Visit the URL shown (e.g., http://YOUR_IP:8000/). Talk to your LLM—stories, poems, Q&A, or ask why the sky is blue!

Requirements

Python: See .python-version in the repo
uv: For dependency management (recommended). Install if needed
PyTorch: With CUDA for GPU training; installed via uv
GPU: 8×H100 recommended; 8×A100 works but slower. Single GPU works with gradient accumulation—omit torchrun and the code adapts automatically.

Installation

git clone https://github.com/karpathy/nanochat
cd nanochat
uv sync

For detailed setup, see installation.

Hardware notes

8×H100: Optimal; ~3 hours to GPT-2 grade. ~$24/hour on most cloud providers.
8×A100: Works, slightly slower. Good option if H100 nodes aren't available.
Single GPU: Omit torchrun; gradient accumulation kicks in; ~8× longer. Same quality, just more wall-clock time.
Less than 80GB VRAM: Reduce --device_batch_size (e.g., 16, 8, 4, 2, 1). Start with 16 and decrease until it fits.
CPU/MPS: See runs/runcpu.sh for a minimal example.

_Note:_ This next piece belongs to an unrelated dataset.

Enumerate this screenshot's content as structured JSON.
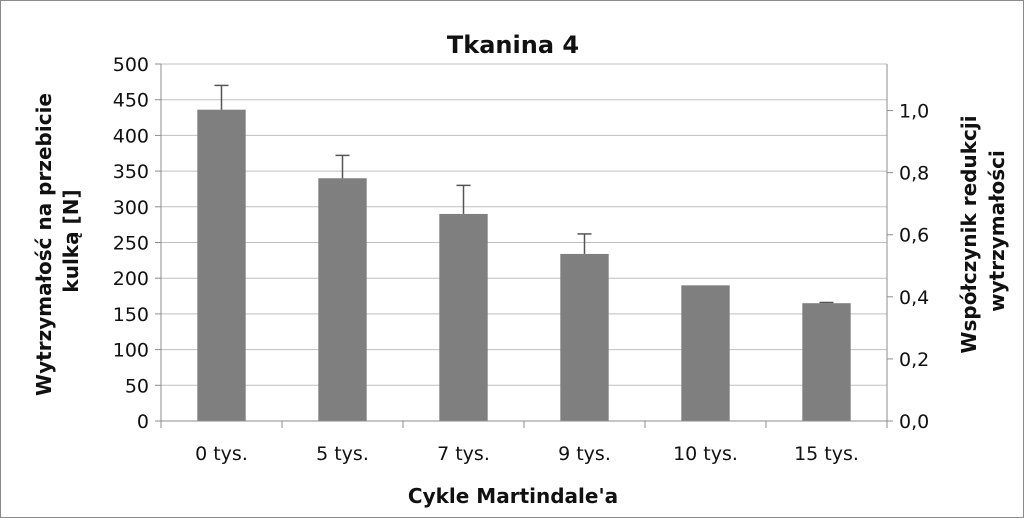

The model is shrunk to fit; useful for debugging.

What happens next

After training completes, the script saves checkpoints and prepares the chat model. You run python -m scripts.chat_web to serve the web UI. From there you can iterate: customize with synthetic data (see guides), add new abilities, or push the research frontier with scaling experiments.